Drawing tourists away from Tahoe is a lofty goal, yes?

5 thoughts on “Going Coastal”

  1. Let me point out that we have already passed the summer solstice and the days are getting shorter. Your post makes me want to visit Morro Bay. The Basin is already getting crowded, the rafting has started again, and numerous road construction projects have also started, with the replacement of Fanny Bridge scheduled for later this summer. Luckily the neighborhoods in Alpine are pretty quite as usual. Have a great summer, Mark.
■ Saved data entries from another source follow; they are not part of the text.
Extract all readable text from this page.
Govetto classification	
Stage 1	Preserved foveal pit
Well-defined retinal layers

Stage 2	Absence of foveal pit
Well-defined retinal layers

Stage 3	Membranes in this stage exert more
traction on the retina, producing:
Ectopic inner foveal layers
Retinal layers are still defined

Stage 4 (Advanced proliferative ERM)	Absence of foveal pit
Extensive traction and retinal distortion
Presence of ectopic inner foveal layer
  2. Ohhhh the title says Going “Coastal” not “Postal” i was worried for a millisecond or two. I guess sometime your brain sees what it wants to

  3. The pine pollen, while a nuisance, is actually not generally allergenic because the molecule is too large to affect the nervous system. It can be an irritant though, just like any other dust particle.

    1. Kind of pedantic when pine pollen irritation affects people just like a true allergy. The treatment is the same. Also people that have allergies to other pollens are more likely to have a reaction. I’ll give you that anaphylaxis is unlikely.

  4. The afternoon T-storms of late have done a good job of keeping the pollen at bay. But glad you’re having fun. Crowds around here seem to be picking up. Shoulder season where you can make left turns in town and walk into a restaurant without a reservation is definitely over. But the waterfalls of Shirley Canyon are looking great.
    And there’s still a nice tongue of snow from the top in The Palisades at NAW Valley.